Anni fa, per sfuggire agli agguati dei predicatori ambulanti, mio zio affisse sul campanello un avviso: “No Geova”.
I risultati furono nulli: quelli suonavano lo stesso o, ben che andasse, suonavano a tutti gli altri campanelli del condominio privi del monitorio avviso.
Questa farsa del GDPR, dell’alluvione di email correlate e di una privacy formale incompatibile tanto con la realtà di una riservatezza da tempo perduta, quanto con le abitudini e gli istinti della gente (che i guru del web marketing conoscono benissimo), mi pare somigliare all’iniziativa estemporanea di mio zio armato di scotch e pennarello.

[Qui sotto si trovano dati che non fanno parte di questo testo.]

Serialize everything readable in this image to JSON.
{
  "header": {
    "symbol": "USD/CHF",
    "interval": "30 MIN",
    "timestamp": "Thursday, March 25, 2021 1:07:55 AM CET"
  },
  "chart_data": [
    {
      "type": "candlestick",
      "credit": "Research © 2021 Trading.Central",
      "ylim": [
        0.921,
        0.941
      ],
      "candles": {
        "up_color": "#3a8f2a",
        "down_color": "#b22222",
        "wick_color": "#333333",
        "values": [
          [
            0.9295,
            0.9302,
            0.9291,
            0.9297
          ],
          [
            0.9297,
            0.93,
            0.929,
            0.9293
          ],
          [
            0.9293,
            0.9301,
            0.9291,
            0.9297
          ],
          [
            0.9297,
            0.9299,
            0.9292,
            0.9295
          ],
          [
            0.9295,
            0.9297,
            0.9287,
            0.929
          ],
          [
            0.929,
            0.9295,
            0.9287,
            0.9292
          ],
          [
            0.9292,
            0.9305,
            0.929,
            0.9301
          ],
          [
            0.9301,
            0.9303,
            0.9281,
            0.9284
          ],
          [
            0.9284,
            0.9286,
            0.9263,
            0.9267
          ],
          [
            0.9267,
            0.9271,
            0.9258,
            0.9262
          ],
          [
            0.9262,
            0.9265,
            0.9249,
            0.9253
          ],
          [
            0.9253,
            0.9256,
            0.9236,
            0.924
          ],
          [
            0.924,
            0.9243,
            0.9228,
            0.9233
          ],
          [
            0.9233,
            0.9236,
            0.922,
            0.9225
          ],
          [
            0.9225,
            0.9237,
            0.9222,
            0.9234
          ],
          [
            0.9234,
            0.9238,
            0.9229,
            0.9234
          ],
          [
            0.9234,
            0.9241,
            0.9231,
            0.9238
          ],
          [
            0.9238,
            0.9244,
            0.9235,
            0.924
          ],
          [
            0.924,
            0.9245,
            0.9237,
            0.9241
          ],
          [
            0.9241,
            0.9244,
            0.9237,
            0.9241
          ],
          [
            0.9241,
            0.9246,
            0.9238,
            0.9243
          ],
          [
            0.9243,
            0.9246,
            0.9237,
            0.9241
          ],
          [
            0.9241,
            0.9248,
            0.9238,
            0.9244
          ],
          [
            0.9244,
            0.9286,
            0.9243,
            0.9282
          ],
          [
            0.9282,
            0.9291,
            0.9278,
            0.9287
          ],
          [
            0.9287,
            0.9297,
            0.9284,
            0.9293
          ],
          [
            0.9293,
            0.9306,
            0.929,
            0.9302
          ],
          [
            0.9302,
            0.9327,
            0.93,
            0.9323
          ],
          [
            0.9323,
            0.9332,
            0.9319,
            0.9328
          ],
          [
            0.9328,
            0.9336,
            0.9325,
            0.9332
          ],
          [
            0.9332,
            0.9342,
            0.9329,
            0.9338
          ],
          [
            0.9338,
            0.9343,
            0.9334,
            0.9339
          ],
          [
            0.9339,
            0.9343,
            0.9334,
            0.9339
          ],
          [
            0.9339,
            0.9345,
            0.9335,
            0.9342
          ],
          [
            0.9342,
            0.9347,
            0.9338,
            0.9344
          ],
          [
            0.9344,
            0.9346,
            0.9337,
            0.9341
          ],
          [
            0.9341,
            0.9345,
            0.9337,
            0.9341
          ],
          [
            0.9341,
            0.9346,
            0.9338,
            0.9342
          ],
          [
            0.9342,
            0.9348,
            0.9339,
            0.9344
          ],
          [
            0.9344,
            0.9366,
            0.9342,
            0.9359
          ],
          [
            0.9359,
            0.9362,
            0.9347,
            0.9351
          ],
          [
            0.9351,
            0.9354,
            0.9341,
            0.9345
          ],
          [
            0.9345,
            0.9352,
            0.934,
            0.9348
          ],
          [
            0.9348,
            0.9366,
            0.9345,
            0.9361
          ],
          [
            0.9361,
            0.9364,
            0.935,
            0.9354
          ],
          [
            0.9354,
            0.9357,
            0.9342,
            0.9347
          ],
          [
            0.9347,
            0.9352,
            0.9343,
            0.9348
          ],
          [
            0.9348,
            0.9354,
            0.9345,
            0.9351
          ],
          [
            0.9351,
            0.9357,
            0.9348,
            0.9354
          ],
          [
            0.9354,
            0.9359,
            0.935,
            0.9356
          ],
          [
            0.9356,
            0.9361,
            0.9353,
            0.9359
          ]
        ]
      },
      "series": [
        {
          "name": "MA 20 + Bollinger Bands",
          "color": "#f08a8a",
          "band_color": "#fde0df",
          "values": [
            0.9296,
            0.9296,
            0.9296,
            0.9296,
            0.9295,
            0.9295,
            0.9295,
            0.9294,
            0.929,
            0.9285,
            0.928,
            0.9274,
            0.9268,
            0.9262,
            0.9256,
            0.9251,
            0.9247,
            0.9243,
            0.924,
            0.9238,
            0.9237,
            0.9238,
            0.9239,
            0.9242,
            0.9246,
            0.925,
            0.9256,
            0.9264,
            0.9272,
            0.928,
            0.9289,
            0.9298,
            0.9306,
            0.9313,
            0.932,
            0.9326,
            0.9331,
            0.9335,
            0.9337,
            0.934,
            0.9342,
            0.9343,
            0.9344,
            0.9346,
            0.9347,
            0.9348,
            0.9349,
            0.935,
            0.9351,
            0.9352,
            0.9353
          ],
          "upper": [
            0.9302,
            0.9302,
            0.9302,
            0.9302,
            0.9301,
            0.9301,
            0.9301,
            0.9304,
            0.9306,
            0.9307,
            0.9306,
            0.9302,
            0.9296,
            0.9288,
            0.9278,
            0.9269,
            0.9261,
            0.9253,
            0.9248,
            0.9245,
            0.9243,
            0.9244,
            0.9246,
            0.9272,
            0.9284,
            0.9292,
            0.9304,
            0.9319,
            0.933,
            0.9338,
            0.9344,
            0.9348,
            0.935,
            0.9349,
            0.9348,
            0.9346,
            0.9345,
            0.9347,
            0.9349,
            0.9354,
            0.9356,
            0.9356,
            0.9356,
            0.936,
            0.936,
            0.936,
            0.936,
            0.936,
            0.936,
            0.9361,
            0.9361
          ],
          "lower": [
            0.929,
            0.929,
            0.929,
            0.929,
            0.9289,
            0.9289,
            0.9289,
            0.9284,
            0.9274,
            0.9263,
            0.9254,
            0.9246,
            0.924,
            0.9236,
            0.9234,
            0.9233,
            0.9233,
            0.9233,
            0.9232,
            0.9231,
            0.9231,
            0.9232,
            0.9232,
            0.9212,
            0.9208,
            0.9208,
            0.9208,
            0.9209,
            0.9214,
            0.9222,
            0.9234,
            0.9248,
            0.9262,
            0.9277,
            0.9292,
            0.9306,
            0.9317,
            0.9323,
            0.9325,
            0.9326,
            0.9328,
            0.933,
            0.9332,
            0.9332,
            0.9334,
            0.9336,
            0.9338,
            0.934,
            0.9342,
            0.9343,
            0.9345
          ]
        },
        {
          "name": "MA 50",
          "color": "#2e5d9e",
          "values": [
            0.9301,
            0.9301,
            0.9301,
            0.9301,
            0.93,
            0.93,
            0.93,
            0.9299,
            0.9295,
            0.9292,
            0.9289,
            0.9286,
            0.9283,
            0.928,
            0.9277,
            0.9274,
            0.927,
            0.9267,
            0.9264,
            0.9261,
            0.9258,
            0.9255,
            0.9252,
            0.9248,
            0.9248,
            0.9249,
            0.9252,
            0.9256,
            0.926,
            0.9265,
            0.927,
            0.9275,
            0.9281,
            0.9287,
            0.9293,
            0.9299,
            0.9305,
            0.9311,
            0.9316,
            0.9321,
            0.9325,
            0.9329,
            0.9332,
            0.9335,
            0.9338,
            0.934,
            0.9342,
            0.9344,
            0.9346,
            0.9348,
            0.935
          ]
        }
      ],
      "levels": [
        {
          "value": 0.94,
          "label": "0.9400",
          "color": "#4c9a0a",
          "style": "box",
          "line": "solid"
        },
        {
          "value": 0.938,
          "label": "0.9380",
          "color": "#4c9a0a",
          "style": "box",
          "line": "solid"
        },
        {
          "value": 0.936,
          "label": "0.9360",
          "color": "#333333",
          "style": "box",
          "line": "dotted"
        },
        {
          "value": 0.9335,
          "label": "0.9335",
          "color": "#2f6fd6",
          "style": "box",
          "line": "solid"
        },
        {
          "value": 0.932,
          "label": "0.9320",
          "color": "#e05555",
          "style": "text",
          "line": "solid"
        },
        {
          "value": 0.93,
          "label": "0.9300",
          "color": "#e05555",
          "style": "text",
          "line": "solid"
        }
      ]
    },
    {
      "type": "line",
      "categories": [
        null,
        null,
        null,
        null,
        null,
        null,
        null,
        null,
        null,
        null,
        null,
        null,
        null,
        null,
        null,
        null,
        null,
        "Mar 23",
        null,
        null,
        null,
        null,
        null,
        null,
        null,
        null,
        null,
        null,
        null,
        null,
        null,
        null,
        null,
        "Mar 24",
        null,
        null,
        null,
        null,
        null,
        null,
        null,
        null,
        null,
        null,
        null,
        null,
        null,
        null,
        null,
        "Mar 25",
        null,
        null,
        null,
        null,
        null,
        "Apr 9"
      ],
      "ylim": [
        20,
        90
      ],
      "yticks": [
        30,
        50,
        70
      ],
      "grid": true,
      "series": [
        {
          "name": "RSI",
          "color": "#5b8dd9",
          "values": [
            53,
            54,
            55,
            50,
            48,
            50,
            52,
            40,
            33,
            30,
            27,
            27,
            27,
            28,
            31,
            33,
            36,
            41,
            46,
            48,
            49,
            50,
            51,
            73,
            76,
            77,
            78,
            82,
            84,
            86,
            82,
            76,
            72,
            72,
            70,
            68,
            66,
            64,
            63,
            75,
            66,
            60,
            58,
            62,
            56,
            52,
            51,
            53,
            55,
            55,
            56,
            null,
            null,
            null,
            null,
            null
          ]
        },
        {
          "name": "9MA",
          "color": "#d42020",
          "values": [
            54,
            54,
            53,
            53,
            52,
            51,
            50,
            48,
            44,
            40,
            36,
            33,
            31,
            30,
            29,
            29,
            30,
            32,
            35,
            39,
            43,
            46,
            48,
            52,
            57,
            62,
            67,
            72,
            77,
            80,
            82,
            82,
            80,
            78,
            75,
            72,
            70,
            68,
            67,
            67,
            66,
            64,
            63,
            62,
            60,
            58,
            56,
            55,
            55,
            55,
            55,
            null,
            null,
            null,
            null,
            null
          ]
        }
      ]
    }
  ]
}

Le spie digitali sono già in casa tua e nei tuoi account. Che tu per scacciarli debba prenderti la briga di leggere i messaggi, individuare l’eventuale, minuscolo “unsubscribe” o peggio ancora controscrivere, è una pietosa utopia foderata di ipocrisia.
Il 90% degli avvisi informa che, “per continuare a ricevere le comunicazioni”,’ basta non fare nulla, ovvero esattamente ciò che la quasi totalità degli interpellati farà, prima di annoiarsi del tutto e cancellare automaticamente ogni messaggio che abbia per oggetto “GDPR”.
Si sarà così ottenuto il risultato desiderato: data una verniciata di formale legalità, tutto resta com’è e i testimoni di Geova informatici potranno continuare a suonare i loro campanelli.
Ma l’authority sarà contenta e noi avremo inutilmente sprecato altre ore del nostro tempo.
Più che privacy, ci vorrebbero privazioni.